前言
最近做项目,首次使用了XGBoost4j-Spark,踩了不少坑,日常就是查Spark、XGBoost、Scala的API文档…… 所以简单总结一下遇到的问题和解决方法。
需要预备的知识
Scala:
Spark:
https://spark.apache.org/docs/2.3.0/
XGBoost4j-Spark:
https://xgboost.readthedocs.io/en/release_0.82/jvm/xgboost4j_spark_tutorial.html
本文代码版本:
-
工程: Maven
-
Scala: 2.11.8
-
Spark: 2.3.1
-
XGBoost4j-Spark: 0.82
那咱们开始吧————
配置依赖
<dependencies>
<!-- Spark-core -->
<dependency>
<groupId>org.apache.spark</groupId>
<artifactId>spark-core_2.11</artifactId>
<version>2.3.1</version>
</dependency>
<!-- SparkSQL -->
<dependency>
<groupId>org.apache.spark</groupId>
<artifactId>spark-sql_2.11</artifactId>
<version>2.3.1</version>
</dependency>
<!-- SparkSQL ON Hive-->
<dependency>
<groupId>org.apache.spark</groupId>
<artifactId>spark-hive_2.11</artifactId>
<version>2.3.1</version>
</dependency>
<!-- Scala 包-->
<dependency>
<groupId>org.scala-lang</groupId>
<artifactId>scala-library</artifactId>
<version>2.11.7</version>
</dependency>
<dependency>
<groupId>org.scala-lang</groupId>
<artifactId>scala-compiler</artifactId>
<version>2.11.7</version>
</dependency>
<dependency>
<groupId>org.scala-lang</groupId>
<artifactId>scala-reflect</artifactId>
<version>2.11.7</version>
</dependency>
<!-- https://mvnrepository.com/artifact/junit/junit -->
<dependency>
<groupId>junit</groupId>
<artifactId>junit</artifactId>
<version>4.12</version>
<scope>test</scope>
</dependency>
<!-- https://mvnrepository.com/artifact/org.apache.spark/spark-mllib-local -->
<dependency>
<groupId>org.apache.spark</groupId>
<artifactId>spark-mllib_2.11</artifactId> <!--spark-mllib-local_2.11-->
<version>2.3.1</version>
</dependency>
<dependency>
<groupId>ml.dmlc</groupId>
<artifactId>xgboost4j</artifactId>
<version>0.82</version>
</dependency>
<dependency>
<groupId>ml.dmlc</groupId>
<artifactId>xgboost4j-spark</artifactId>
<version>0.82</version>
</dependency>
</dependencies>
数据读取、预处理
数据读取
把打好的jar包放到接入Spark集群的机器上就可以轻松运行,所以从Hive里读取模型的训练数据也很容易:
val spark = SparkSession.builder().enableHiveSupport().appName("CtrXgboost").getOrCreate()
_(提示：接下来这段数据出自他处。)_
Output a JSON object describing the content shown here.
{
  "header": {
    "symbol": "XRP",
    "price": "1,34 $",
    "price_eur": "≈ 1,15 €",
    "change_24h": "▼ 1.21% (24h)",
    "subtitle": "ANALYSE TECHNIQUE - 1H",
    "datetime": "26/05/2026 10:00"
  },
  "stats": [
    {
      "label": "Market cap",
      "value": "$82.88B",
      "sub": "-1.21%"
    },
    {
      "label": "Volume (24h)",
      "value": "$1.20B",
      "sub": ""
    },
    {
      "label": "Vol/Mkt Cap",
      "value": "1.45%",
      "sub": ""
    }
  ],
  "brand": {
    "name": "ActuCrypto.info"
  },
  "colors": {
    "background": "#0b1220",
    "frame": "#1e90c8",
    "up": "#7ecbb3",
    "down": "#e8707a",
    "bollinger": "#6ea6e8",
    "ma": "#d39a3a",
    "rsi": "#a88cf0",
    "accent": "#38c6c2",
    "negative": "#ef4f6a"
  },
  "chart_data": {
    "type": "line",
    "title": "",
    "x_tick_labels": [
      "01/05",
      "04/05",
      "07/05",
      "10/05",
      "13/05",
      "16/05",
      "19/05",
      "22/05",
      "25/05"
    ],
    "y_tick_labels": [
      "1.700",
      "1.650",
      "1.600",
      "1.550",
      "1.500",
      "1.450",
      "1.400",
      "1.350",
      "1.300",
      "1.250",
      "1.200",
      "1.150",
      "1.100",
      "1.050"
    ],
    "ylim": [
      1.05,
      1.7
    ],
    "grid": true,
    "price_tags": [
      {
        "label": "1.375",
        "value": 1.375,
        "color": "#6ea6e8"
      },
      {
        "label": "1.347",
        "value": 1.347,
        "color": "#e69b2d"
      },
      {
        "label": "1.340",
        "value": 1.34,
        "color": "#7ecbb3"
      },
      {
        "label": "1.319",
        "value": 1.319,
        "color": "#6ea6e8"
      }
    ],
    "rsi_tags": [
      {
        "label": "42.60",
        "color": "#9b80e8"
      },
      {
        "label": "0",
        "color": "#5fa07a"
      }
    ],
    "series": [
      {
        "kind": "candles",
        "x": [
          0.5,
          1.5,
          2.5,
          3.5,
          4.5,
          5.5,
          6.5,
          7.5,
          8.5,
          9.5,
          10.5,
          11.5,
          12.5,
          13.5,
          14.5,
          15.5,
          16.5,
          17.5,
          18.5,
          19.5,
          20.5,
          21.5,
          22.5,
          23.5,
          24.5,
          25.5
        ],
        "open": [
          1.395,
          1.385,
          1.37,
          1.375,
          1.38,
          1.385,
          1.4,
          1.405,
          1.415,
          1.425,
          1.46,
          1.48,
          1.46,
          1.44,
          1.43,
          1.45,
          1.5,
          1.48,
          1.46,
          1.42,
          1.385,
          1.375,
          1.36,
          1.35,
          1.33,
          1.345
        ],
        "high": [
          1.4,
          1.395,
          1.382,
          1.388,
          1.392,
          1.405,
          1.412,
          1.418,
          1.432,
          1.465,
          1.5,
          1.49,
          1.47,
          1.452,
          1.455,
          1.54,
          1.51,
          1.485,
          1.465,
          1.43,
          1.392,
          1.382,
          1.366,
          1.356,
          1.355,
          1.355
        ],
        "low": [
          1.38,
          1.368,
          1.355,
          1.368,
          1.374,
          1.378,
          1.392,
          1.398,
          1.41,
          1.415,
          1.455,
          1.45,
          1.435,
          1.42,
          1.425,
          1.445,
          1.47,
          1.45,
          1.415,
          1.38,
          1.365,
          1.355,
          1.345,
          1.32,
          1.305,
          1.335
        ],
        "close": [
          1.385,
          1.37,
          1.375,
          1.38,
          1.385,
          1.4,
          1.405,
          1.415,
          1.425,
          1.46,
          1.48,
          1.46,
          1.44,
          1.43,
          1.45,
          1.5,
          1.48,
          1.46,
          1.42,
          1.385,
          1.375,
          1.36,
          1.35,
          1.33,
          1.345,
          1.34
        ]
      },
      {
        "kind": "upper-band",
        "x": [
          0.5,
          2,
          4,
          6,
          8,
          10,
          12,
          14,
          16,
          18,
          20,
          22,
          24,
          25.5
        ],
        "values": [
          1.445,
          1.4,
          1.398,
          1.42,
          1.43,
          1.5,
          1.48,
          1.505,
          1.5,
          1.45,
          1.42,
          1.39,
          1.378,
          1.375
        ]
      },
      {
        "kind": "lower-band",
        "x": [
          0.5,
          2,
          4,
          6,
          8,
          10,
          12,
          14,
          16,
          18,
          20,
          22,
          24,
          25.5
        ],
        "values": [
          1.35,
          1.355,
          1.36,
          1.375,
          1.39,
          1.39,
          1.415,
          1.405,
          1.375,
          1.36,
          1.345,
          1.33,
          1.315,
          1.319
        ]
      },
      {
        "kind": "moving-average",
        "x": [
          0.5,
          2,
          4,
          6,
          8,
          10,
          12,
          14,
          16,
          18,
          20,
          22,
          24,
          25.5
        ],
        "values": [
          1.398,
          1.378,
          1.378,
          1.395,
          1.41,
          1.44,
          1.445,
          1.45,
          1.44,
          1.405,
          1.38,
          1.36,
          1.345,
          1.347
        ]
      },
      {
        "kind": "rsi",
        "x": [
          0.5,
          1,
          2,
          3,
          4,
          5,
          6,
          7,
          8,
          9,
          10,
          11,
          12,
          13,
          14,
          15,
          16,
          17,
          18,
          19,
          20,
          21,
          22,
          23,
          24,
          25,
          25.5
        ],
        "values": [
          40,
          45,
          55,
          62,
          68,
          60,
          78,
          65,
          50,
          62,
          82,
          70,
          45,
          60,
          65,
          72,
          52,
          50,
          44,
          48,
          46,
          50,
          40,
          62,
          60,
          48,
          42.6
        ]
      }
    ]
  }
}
val df = spark.table(inputTable).select("*").orderBy(rand(2020)) // limit(1000)
df的数据类型为Spark DataFrame,orderBy(rand(seed))是对DataFrame进行Row shuffle。
数据预处理
获取sparseFeatures和desneFeatures列:
def getEncCols(inputDF: DataFrame): (Array[String], Array[String]) = {
val textCols = new ArrayBuffer[String]()
val res = new ArrayBuffer[String]()
for (col <- inputDF.columns) {
if (col.contains("rightname") || col.contains("producttitle")) {
textCols += col
} else {
if (col != "label") {res += col}
}
}
val sparseFeatures = new ArrayBuffer[String]()
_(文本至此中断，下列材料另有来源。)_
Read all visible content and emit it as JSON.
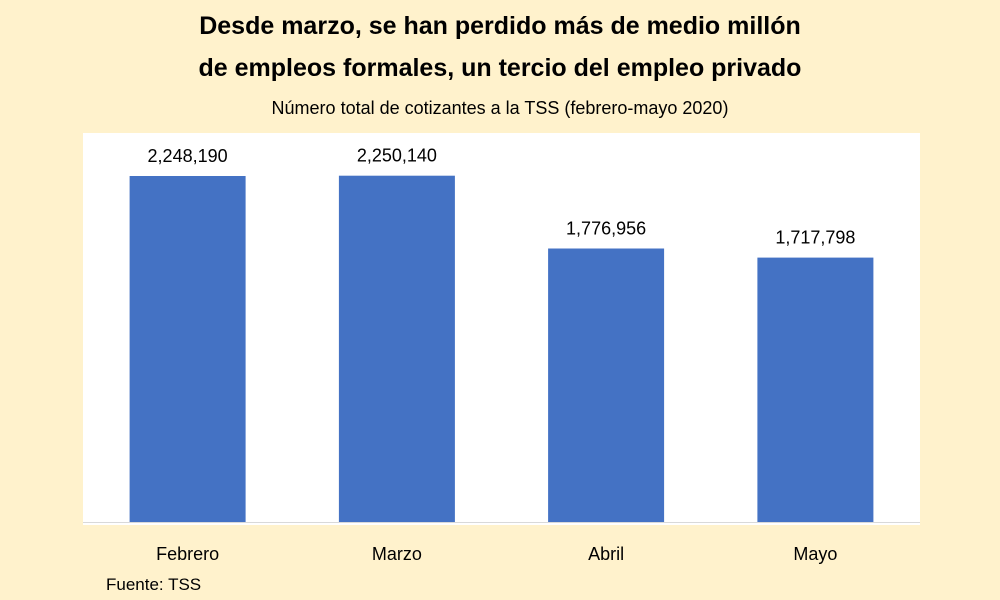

val denseFeatures = new ArrayBuffer[String]()
for (col <- res) {
if (inputDF.schema(col).dataType.isInstanceOf[StringType]) {
sparseFeatures += col
} else {
denseFeatures += col
}
}
(sparseFeatures.toArray, denseFeatures.toArray)
}
填补缺失值:
def fillNan(inputDF: DataFrame, categoricalColumns: Array[String], numericalColumns: Array[String]): DataFrame = {
val fillCate = inputDF.na.replace(categoricalColumns, Map("" -> "-1"))
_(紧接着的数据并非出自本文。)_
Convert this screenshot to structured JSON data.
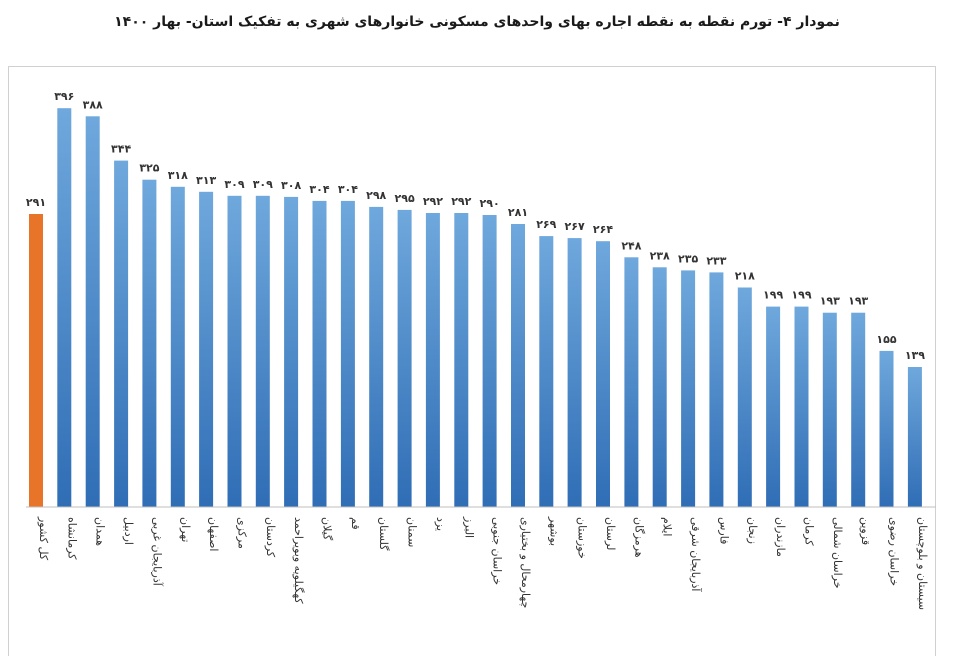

val fillNum = fillCate.na.fill(0, numericalColumns)
fillNum
}
对于categoricalColumns,一开始也是用的na.fill方法,但不知道为什么没有用。 猜测原因可能是原本数据中的空值是Spark不支持的类型(因为数据处理是用python做的)。
特征编码
对类别型特征,采用了One-Hot Encoding进行编码。 一开始我用了Label Encoding,但思考了下,Label Encoding会依赖于训练数据中各项出现的频次, 而训练数据每天都有新增,可能导致统计结果发生变化,而unique value相对来说变化稍小。 所以在unique value不超过一定范围的前提下,还是使用One-Hot Encoding。
首先构建Pipeline:
import org.apache.spark.ml.{Pipeline, PipelineModel, PipelineStage}
def buildStages(categoricalColumns: Array[String], numericalColumns: Array[String]): Array[PipelineStage]= {
val stagesArray = new ListBuffer[PipelineStage]()
for (cate <- categoricalColumns) {
println("-------------------------")
println(cate)
val indexer = new StringIndexer()
.setInputCol(cate)
.setOutputCol(s"${cate}Index")
.setHandleInvalid("keep")
val encoder = new OneHotEncoder()
.setInputCol(s"${cate}Index")
.setOutputCol(s"${cate}classVec")
stagesArray.append(indexer, encoder)
}
val assemblerInputs = categoricalColumns.map(_ + "classVec") ++ numericalColumns
val assembler = new VectorAssembler().setInputCols(assemblerInputs).setOutputCol("features")
stagesArray.append(assembler)
stagesArray.toArray
}
进行fit与transform,返回transform后的数据与训练好的pipeline模型:
def pipelineProcess(inputDF: DataFrame, stages: Array[PipelineStage]): (DataFrame, PipelineModel)= {
print(">> pipeline fit")
val model = new Pipeline().setStages(stages).fit(inputDF)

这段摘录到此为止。